At year's end, the headline in Toronto's Quebecor-owned Sun read "Feds won't fund Quebec City's new arena." However, with Quebecor one of the arena's most prominent backers, the subject featured prominently in the Prime Minister's French-language year-end interview on the Quebecor-owned TVA network. And anyone who watched that interview would have come away with the impression that Mr. Harper was not closing any doors on the hockey, er multi-purpose arena being championed by Quebec City Mayor Regis Labeaume-an arena that is of intense interest to Quebecor President Pierre-Karl Peladeau.

A new SOM poll conducted in the Quebec region-where the lion's share of Conservative seats are located-explains how a small-town mayor has managed to put this issue on the national, er federal agenda. Here are the key findings of the poll, published in Saturday's edition of Le Soleil (my translation):

54 per cent of respondents chose Mayor Labeaume as "person of the year" [more than three times his nearest rival] The gap is even greater on the question of political person of the year…63 per cent named Labeaume [four times more than his nearest rival]

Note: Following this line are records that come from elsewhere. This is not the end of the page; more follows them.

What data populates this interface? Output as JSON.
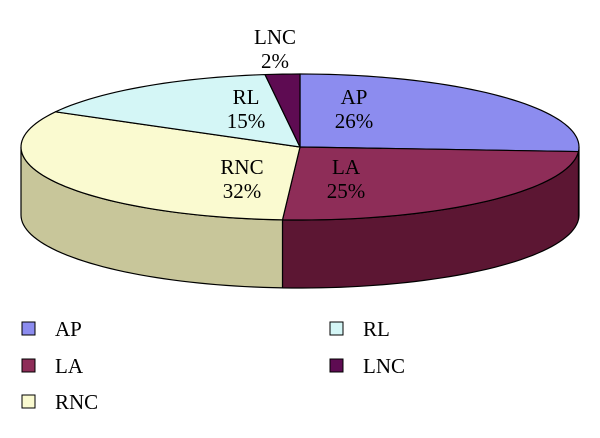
{
  "chart_data": {
    "type": "pie",
    "style": "3d",
    "slices": [
      {
        "name": "AP",
        "label_name": "AP",
        "label_value": "26%",
        "value": 26,
        "color": "#8c8cef",
        "side_color": "#5a5ab0"
      },
      {
        "name": "LA",
        "label_name": "LA",
        "label_value": "25%",
        "value": 25,
        "color": "#8e2d58",
        "side_color": "#5c1633"
      },
      {
        "name": "RNC",
        "label_name": "RNC",
        "label_value": "32%",
        "value": 32,
        "color": "#fafad0",
        "side_color": "#c8c69a"
      },
      {
        "name": "RL",
        "label_name": "RL",
        "label_value": "15%",
        "value": 15,
        "color": "#d4f6f6",
        "side_color": "#9cc8c8"
      },
      {
        "name": "LNC",
        "label_name": "LNC",
        "label_value": "2%",
        "value": 2,
        "color": "#5e0b52",
        "side_color": "#3c0534"
      }
    ],
    "legend": {
      "placement": "bottom",
      "items": [
        {
          "label": "AP",
          "color": "#8c8cef"
        },
        {
          "label": "RL",
          "color": "#d4f6f6"
        },
        {
          "label": "LA",
          "color": "#8e2d58"
        },
        {
          "label": "LNC",
          "color": "#5e0b52"
        },
        {
          "label": "RNC",
          "color": "#fafad0"
        }
      ]
    }
  }
}
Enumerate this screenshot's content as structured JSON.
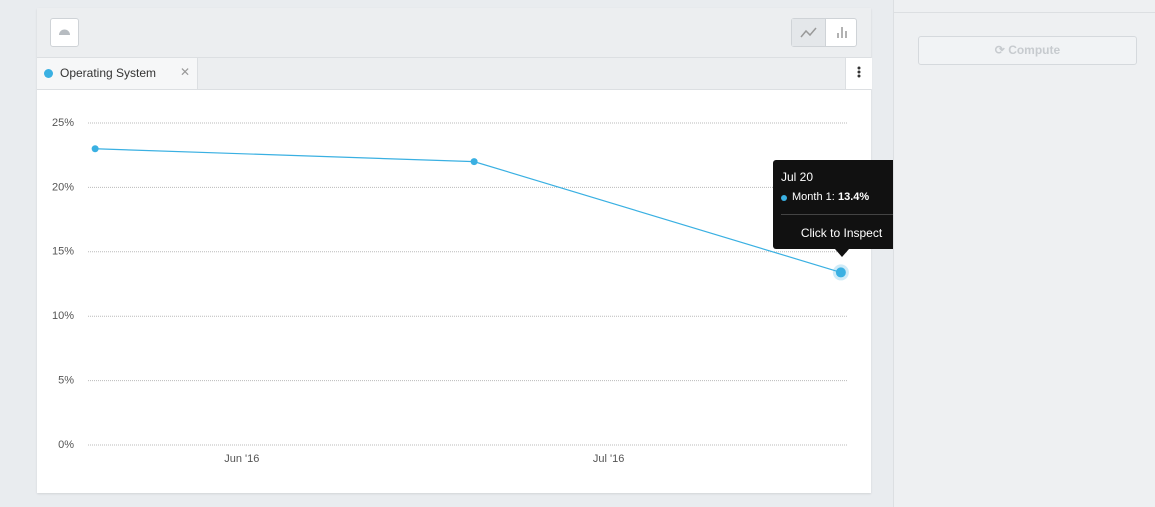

Speaking of politics, 63 per cent of respondents said they would vote for Labeaume if he decides to run provincially. Half of his supporters hope he would do so as leader of a new party, rather than as a candidate for the Liberals (15 per cent), the PQ (also 15 per cent) or the ADQ (10 per cent)

The bottom line?

Given the state of public opinion elsewhere in Quebec and in the rest of Canada, it won't be easy to find a politically-acceptable way to fund Mayor Lebeaume's arena. But Mr. Harper hasn't seen polling numbers like these since back in the days when Danny Millions was hammering away at him in Newfoundland and Labrador. And we - and Mr. Harper - all remember how that turned out for the Conservatives in the 2008 federal election.